Tuesday, 26 February 2008

The first confrontation at Griffith

Went to the Vice Chancellor's office at Griffith University yesterday, as planned.

Since taking the university to court is out of my reach, the other option is for them to take me to court. The idea was to cause some minor damage to their property which presumably would lead to legal action.

There are precedents, if not in terms of actual intent then certainly as far as the results were concerned.

Last year rioters on Palm Island burned down a police station and damaged other buildings triggering a series of court actions during which the events leading up to the riot were closely examined. In that case it involved the death of an Aboriginal man after he was taken into custody for drunkenness. Still, the scrutiny would not have happened had it not been for the violent aftermath. By the way, all the costs were born by the tax payer.

When it became clear to the Vice Chancellor's personal assistant (the VC was not in at the time) that I was going to scratch one of the computer screens in the foyer she became rather agitated and did her best to persuade me otherwise. There followed some exchange, with the result that I made a compromise.

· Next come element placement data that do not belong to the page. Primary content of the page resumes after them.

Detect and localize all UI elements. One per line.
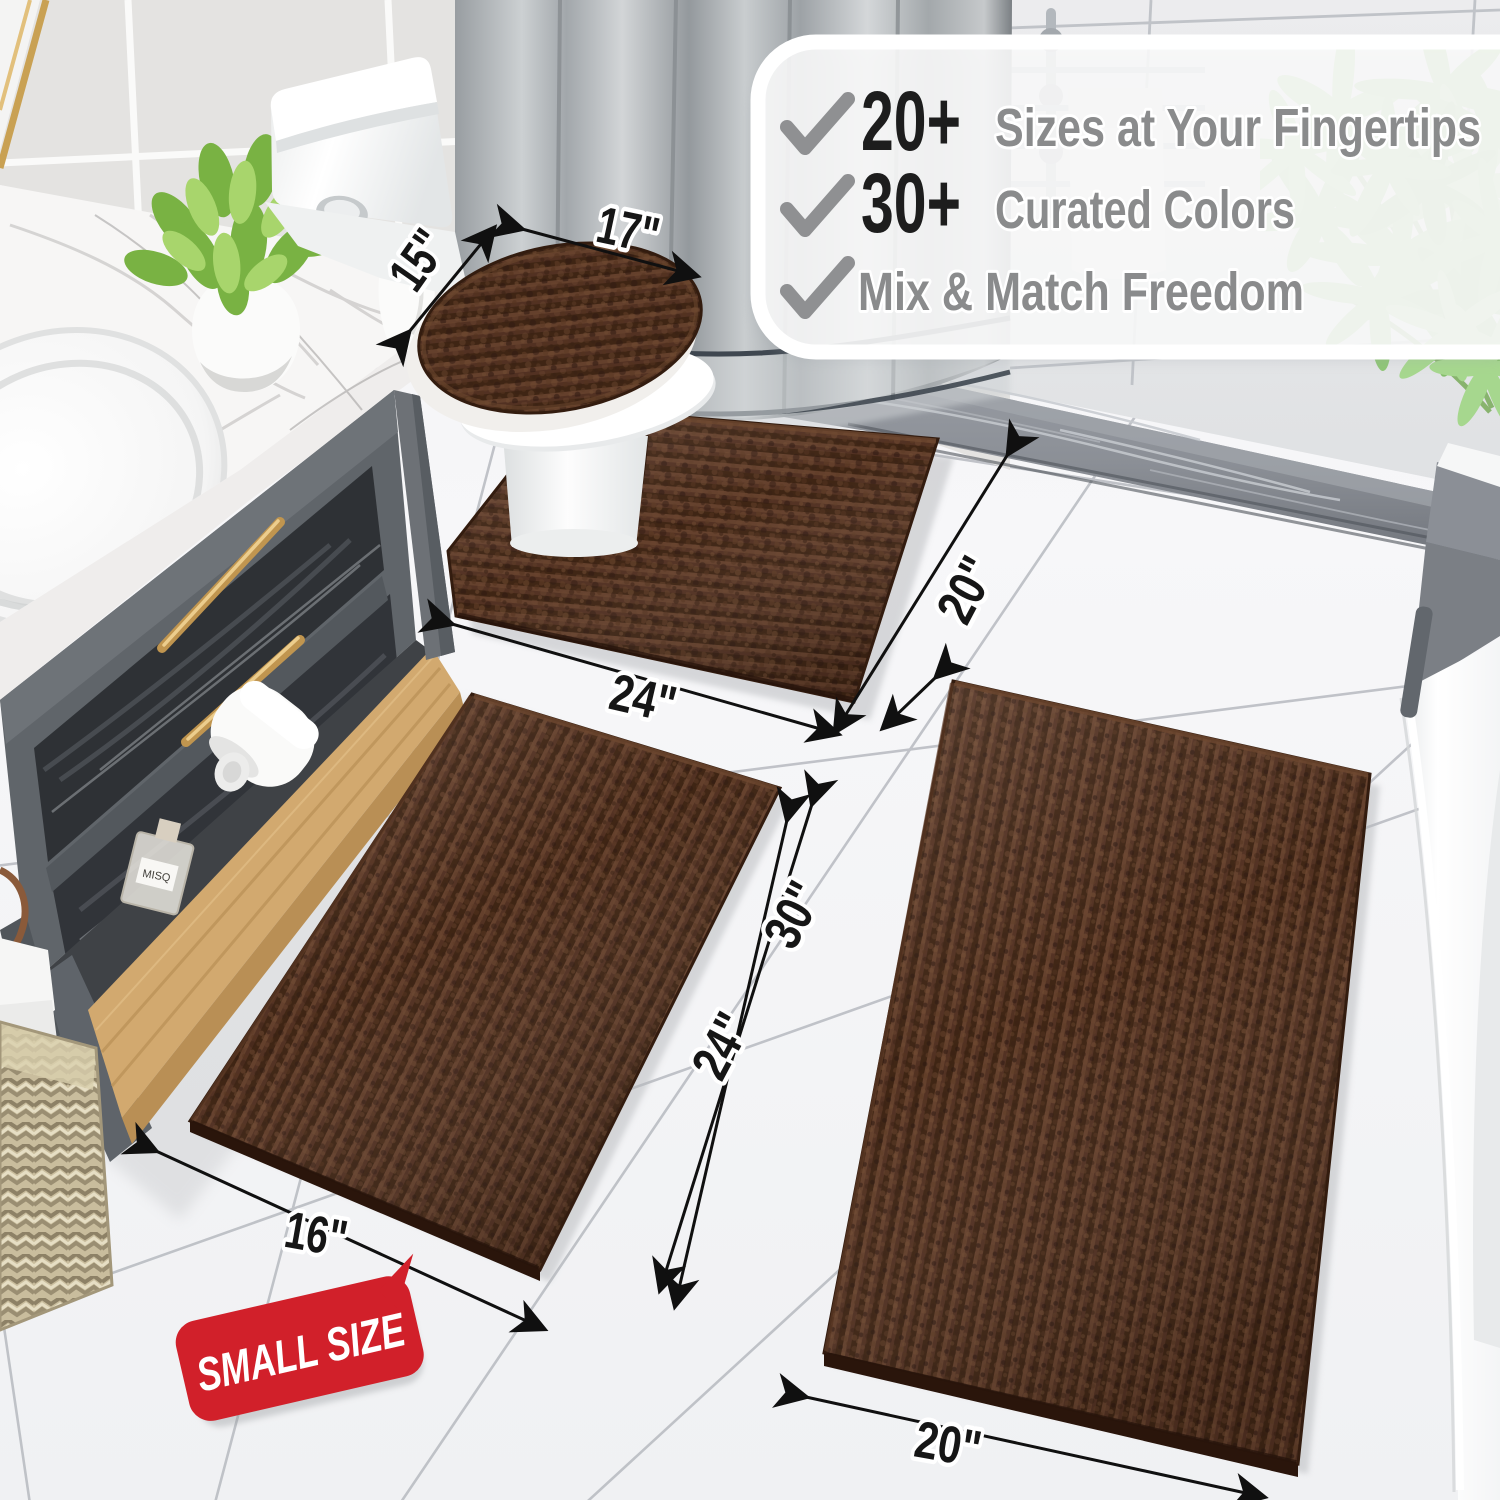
svg-text:Mix & Match Freedom: Mix & Match Freedom	[858, 262, 1304, 322]
svg-text:Sizes at Your Fingertips: Sizes at Your Fingertips	[995, 98, 1481, 158]
svg-text:Curated Colors: Curated Colors	[995, 180, 1295, 240]
svg-text:16": 16"	[280, 1201, 351, 1269]
svg-text:20+: 20+	[861, 74, 961, 168]
svg-text:20": 20"	[910, 1411, 985, 1480]
svg-text:30+: 30+	[861, 156, 961, 250]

If Ian O'Connor would assemble a panel consisting of someone who both parties could be satisfied with being objective and qualified to go over the events surrounding the evaluation of the honours thesis we could proceed from there. If such a decision was not made by the following Monday, the 3rd of March, I would return and scratch that screen after all. On that note I left (no doubt to her great relief).

What ridiculous lengths one has to go to. Here is a bunch of people, the examiners, the lecturer who was meant to evaluate the thesis in the first place, the deputy head of the school, and the Vice Chancellor, all of whom should know at least something about that case but refuse to open up. In any other circumstances outside a university the sheer incompetence of the assessment would have given rise to responses in order to set things right. What company, what private or public entity, could allow itself to harbour people whose actions could almost be described as hallucinatory?

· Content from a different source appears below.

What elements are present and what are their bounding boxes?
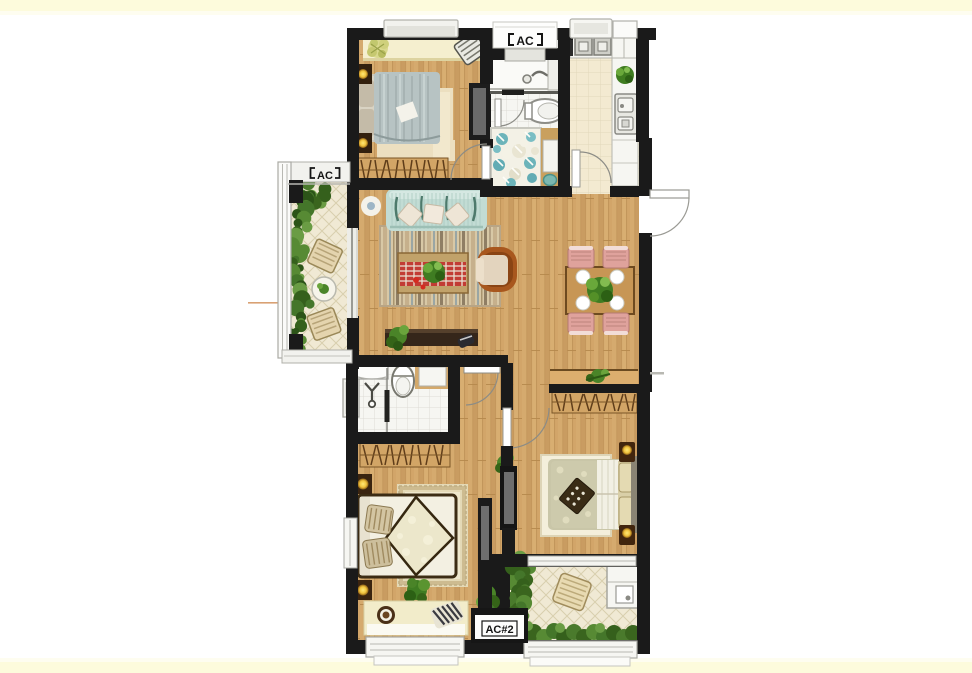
svg-text:AC: AC — [516, 34, 534, 48]
svg-text:AC#2: AC#2 — [485, 624, 513, 636]
svg-text:AC: AC — [317, 170, 333, 182]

Yet here we have an entire body that does its level best not only to escape scrutiny but to safeguard their private stupidity.

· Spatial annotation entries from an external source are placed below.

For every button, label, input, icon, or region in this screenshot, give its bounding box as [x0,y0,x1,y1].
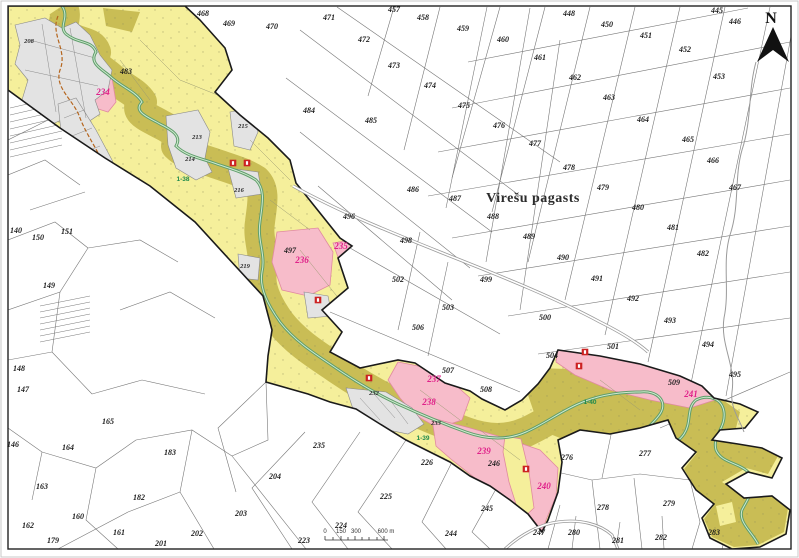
scale-label-150: 150 [336,529,347,535]
settlement-parcel-label: 232 [368,390,380,397]
parcel-number-label: 451 [639,31,652,40]
parcel-number-label: 450 [600,20,613,29]
parcel-number-label: 448 [562,9,575,18]
parcel-number-label: 162 [22,521,34,530]
red-site-marker-glyph [368,376,370,380]
parcel-number-label: 484 [302,106,315,115]
map-title: Virešu pagasts [486,191,580,206]
parcel-number-label: 165 [102,417,114,426]
parcel-number-label: 459 [456,24,469,33]
settlement-parcel-label: 214 [184,156,196,163]
settlement-parcel-label: 208 [23,38,35,45]
parcel-number-label: 470 [265,22,278,31]
detail-plan-zone-label: 236 [294,255,309,265]
detail-plan-zone-label: 240 [536,481,551,491]
parcel-number-label: 179 [47,536,59,545]
parcel-number-label: 480 [631,203,644,212]
parcel-number-label: 491 [590,274,603,283]
parcel-number-label: 148 [13,364,25,373]
parcel-number-label: 244 [444,529,457,538]
parcel-number-label: 468 [196,9,209,18]
river-segment-label: 1-38 [176,176,189,183]
parcel-number-label: 453 [712,72,725,81]
parcel-number-label: 489 [522,232,535,241]
red-site-marker-glyph [232,161,234,165]
parcel-number-label: 464 [636,115,649,124]
parcel-number-label: 478 [562,163,575,172]
parcel-number-label: 502 [392,275,404,284]
parcel-number-label: 509 [668,378,680,387]
cadastral-map-page: 4454464484504514524534574584594604614624… [0,0,799,558]
detail-plan-zone-label: 235 [333,241,348,251]
parcel-number-label: 281 [611,536,624,545]
parcel-number-label: 474 [423,81,436,90]
detail-plan-zone-label: 238 [421,397,436,407]
parcel-number-label: 495 [728,370,741,379]
red-site-marker-glyph [525,467,527,471]
parcel-number-label: 225 [379,492,392,501]
parcel-number-label: 452 [678,45,691,54]
parcel-number-label: 204 [268,472,281,481]
parcel-number-label: 164 [62,443,74,452]
parcel-number-label: 445 [710,6,723,15]
scale-label-600: 600 m [378,529,395,535]
parcel-number-label: 458 [416,13,429,22]
parcel-number-label: 475 [457,101,470,110]
parcel-number-label: 503 [442,303,454,312]
settlement-parcel-label: 233 [430,420,442,427]
parcel-number-label: 226 [420,458,433,467]
parcel-number-label: 246 [487,459,500,468]
parcel-number-label: 149 [43,281,55,290]
settlement-parcel-label: 216 [233,187,245,194]
parcel-number-label: 487 [448,194,462,203]
parcel-number-label: 465 [681,135,694,144]
red-site-marker-glyph [317,298,319,302]
parcel-number-label: 501 [607,342,619,351]
north-label: N [765,10,777,27]
parcel-number-label: 488 [486,212,499,221]
parcel-number-label: 504 [546,351,558,360]
parcel-number-label: 498 [399,236,412,245]
cadastral-map: 4454464484504514524534574584594604614624… [0,0,799,558]
parcel-number-label: 467 [728,183,742,192]
parcel-number-label: 463 [602,93,615,102]
parcel-number-label: 473 [387,61,400,70]
parcel-number-label: 146 [7,440,19,449]
parcel-number-label: 492 [626,294,639,303]
parcel-number-label: 282 [654,533,667,542]
parcel-number-label: 481 [666,223,679,232]
parcel-number-label: 508 [480,385,492,394]
detail-plan-zone-label: 241 [683,389,698,399]
parcel-number-label: 203 [234,509,247,518]
parcel-number-label: 160 [72,512,84,521]
parcel-number-label: 283 [707,528,720,537]
red-site-marker-glyph [584,350,586,354]
parcel-number-label: 235 [312,441,325,450]
parcel-number-label: 466 [706,156,719,165]
parcel-number-label: 201 [154,539,167,548]
parcel-number-label: 506 [412,323,424,332]
river-segment-label: 1-40 [583,399,596,406]
parcel-number-label: 446 [728,17,741,26]
parcel-number-label: 163 [36,482,48,491]
parcel-number-label: 494 [701,340,714,349]
parcel-number-label: 151 [61,227,73,236]
parcel-number-label: 507 [442,366,455,375]
parcel-number-label: 493 [663,316,676,325]
parcel-number-label: 223 [297,536,310,545]
parcel-number-label: 482 [696,249,709,258]
parcel-number-label: 461 [533,53,546,62]
parcel-number-label: 460 [496,35,509,44]
detail-plan-zone-label: 237 [426,374,441,384]
parcel-number-label: 490 [556,253,569,262]
detail-plan-zone-label: 234 [95,87,110,97]
parcel-number-label: 499 [479,275,492,284]
parcel-number-label: 483 [119,67,132,76]
parcel-number-label: 182 [133,493,145,502]
parcel-number-label: 479 [596,183,609,192]
parcel-number-label: 472 [357,35,370,44]
parcel-number-label: 477 [528,139,542,148]
parcel-number-label: 247 [532,528,546,537]
parcel-number-label: 500 [539,313,551,322]
parcel-number-label: 277 [638,449,652,458]
parcel-number-label: 202 [190,529,203,538]
parcel-number-label: 469 [222,19,235,28]
parcel-number-label: 278 [596,503,609,512]
parcel-number-label: 276 [560,453,573,462]
parcel-number-label: 150 [32,233,44,242]
settlement-parcel-label: 219 [239,263,251,270]
scale-label-300: 300 [351,529,362,535]
parcel-number-label: 279 [662,499,675,508]
red-site-marker-glyph [578,364,580,368]
parcel-number-label: 471 [322,13,335,22]
parcel-number-label: 476 [492,121,505,130]
parcel-number-label: 497 [283,246,297,255]
parcel-number-label: 245 [480,504,493,513]
detail-plan-zone-label: 239 [476,446,491,456]
river-segment-label: 1-39 [416,435,429,442]
settlement-parcel-label: 215 [237,123,249,130]
parcel-number-label: 147 [17,385,30,394]
parcel-number-label: 486 [406,185,419,194]
parcel-number-label: 485 [364,116,377,125]
parcel-number-label: 462 [568,73,581,82]
parcel-number-label: 280 [567,528,580,537]
parcel-number-label: 140 [10,226,22,235]
settlement-parcel-label: 213 [191,134,203,141]
parcel-number-label: 496 [342,212,355,221]
parcel-number-label: 161 [113,528,125,537]
parcel-number-label: 183 [164,448,176,457]
red-site-marker-glyph [246,161,248,165]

It remains to be seen what actually happens at court (I doubt it would come to the assessment by outsiders). Will the judge simply concentrate on the event on that day and leave it at that? Back to square one in other words?

Another question concerns Kevin Rudd, currently our prime minister. Back in August last year, before his election and when still being only my local federal member, his office was approached with the request to shed some light on the affair. Nothing was heard since. Perhaps I should write a follow-up letter.

It is hard to imagine that when someone is especially committed to their studies there follows punishment that destroys their career and continues for years afterwards.